Whether you’re a recent graduate looking for your first break into PR, or a seasoned professional wanting to make your next move, job hunting can be a total drag. Here’s ten tips for finding your next role.
1) Set yourself a specific time for job applications. If you’re out of work, then treat it like a 9 – 5 job. Get up, make a cup of coffee, turn on your computer and start hunting. Resist the urge to turn on the telly – Jezza Kyle is far too tempting. Take a break for lunch and then get back to it until the end of the working day. If you’re already in a job then set aside an hour every evening.
2) Do your homework. Before you apply make sure you understand the role and the company you are applying to. Reflect your research in your covering letter and make sure each application is specific to that particular company. Standard covering letters go in the bin. If you are applying through a recruitment agency this is a little more difficult, but try to make your application as relevant to the role as possible.
3) Keep a record. A recent graduate once told me that he’d worked out it was taking him, on average, 33 applications to achieve one interview for a PR role. That’s a hell of a lot of applications but it is not surprising. Competition for roles, particularly at entry level, is fierce. I generally advise graduates to aim for twenty five applications per week, and those people who are already in jobs to aim for one application a day. With that amount of correspondence you need to keep a record of who you have written to, which position you were applying for, whether you had a response and any other info that might be useful – like a copy of the job advert or role specification so you can refer to it if you’re called for an interview. Admin is tedious, but it will make your life easier in the long run.
4) Be persistent. 90% of the companies you apply to won’t even acknowledge receipt of your application let alone give you feedback if you’re rejected. Don’t take it personally. Replying to job applicants takes a huge amount of time and administration and for some firms it’s really low on their list of priorities. As a rule of thumb, if you haven’t heard back from a company in two weeks, you are unlikely to be called to interview. Don’t give up though. It may mean you’re not right for that role, but other positions make crop up that are more suitable so keep applying.
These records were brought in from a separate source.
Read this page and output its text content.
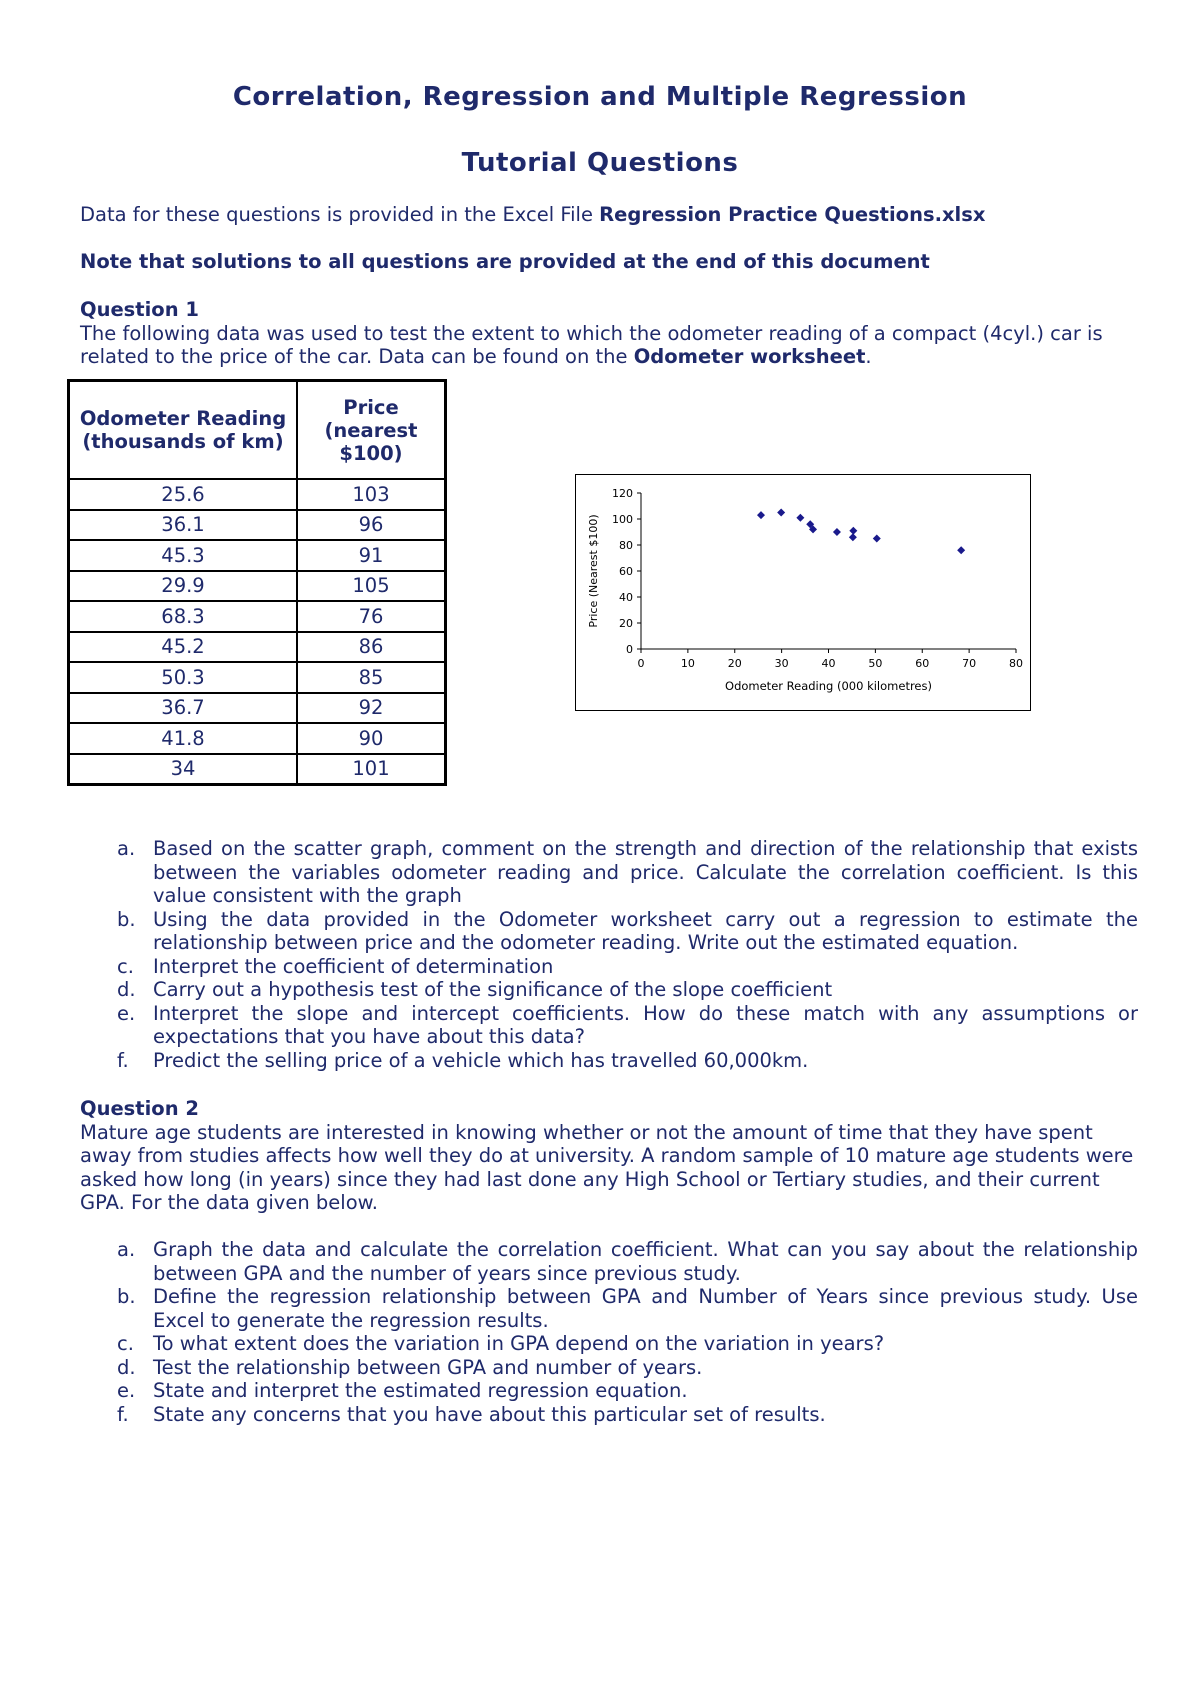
Correlation, Regression and Multiple Regression
Tutorial Questions
Data for these questions is provided in the Excel File Regression Practice Questions.xlsx
Note that solutions to all questions are provided at the end of this document
Question 1
The following data was used to test the extent to which the odometer reading of a compact (4cyl.) car is related to the price of the car. Data can be found on the Odometer worksheet.
Odometer Reading (thousands of km)	Price (nearest $100)
25.6	103
36.1	96
45.3	91
29.9	105
68.3	76
45.2	86
50.3	85
36.7	92
41.8	90
34	101
0	10	20	30	40	50	60	70	80
0
20
40
60
80
100
120
Odometer Reading (000 kilometres)
Price (Nearest $100)
a. Based on the scatter graph, comment on the strength and direction of the relationship that exists between the variables odometer reading and price. Calculate the correlation coefficient. Is this value consistent with the graph
b. Using the data provided in the Odometer worksheet carry out a regression to estimate the relationship between price and the odometer reading. Write out the estimated equation.
c. Interpret the coefficient of determination
d. Carry out a hypothesis test of the significance of the slope coefficient
e. Interpret the slope and intercept coefficients. How do these match with any assumptions or expectations that you have about this data?
f. Predict the selling price of a vehicle which has travelled 60,000km.
Question 2
Mature age students are interested in knowing whether or not the amount of time that they have spent away from studies affects how well they do at university. A random sample of 10 mature age students were asked how long (in years) since they had last done any High School or Tertiary studies, and their current GPA. For the data given below.
a. Graph the data and calculate the correlation coefficient. What can you say about the relationship between GPA and the number of years since previous study.
b. Define the regression relationship between GPA and Number of Years since previous study. Use Excel to generate the regression results.
c. To what extent does the variation in GPA depend on the variation in years?
d. Test the relationship between GPA and number of years.
e. State and interpret the estimated regression equation.
f. State any concerns that you have about this particular set of results.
5) Apply speculatively. If you apply for a specific job you are competing against all the other people applying for that role. If you write to a company speculatively here is less chance that you will be competing against others and that your letter will stand out. Make it clear what you are available for – full time, part time, temporary, permanent, contract, internships etc. Ask them to keep your details on file for any suitable vacancies and if you haven’t heard back from them in three months, write again.
6) Network endlessly. Use social network sites like Twitter, LinkedIn and Google+ to follow influential PRs and get yourself noticed. Go along to Tweet Ups, conferences and social events – lots of which are free to attend. Make a point of collecting business cards and connecting with the people you have met after the event.
7) Be realistic. If you’ve got two years of experience and are currently paid £25,000 a year, don’t apply for Director level roles paying £100,000. You’ll be wasting your time and that of the recruiter.
8) Dot the ‘i’s and cross the ‘t’s. Attention to detail is incredibly important when applying for jobs. Make sure you address your application to the right person, and spell their name correctly. Don’t just rely on spell check to pick up errors. Proof read your CV and covering letters several times before you press send, and make sure you attach the relevant documents to your email. Good writing and proof reading skills are required for most PR roles so it’s essential you can prove you have mastered the basics.
9) Pay it forward. If you spot a vacancy that would be great for a job hunting friend or acquaintance send them the link to the advert. Hopefully, they will return the favour.
10) Say thank you. If you get a personal response to your application – even if it is a rejection – write and say thank you. If you get an interview – even if you don’t get the job – write and say thank you. If someone introduces you to a contact who then offers you an interview, write and thank the referrer. Such a simple courtesy will make you stick in their minds and will make them more likely to recommend you again in the future. Thank you letters and emails are rarer than you might imagine and are a really easy way to build your reputation as a thoughtful and friendly person to work with.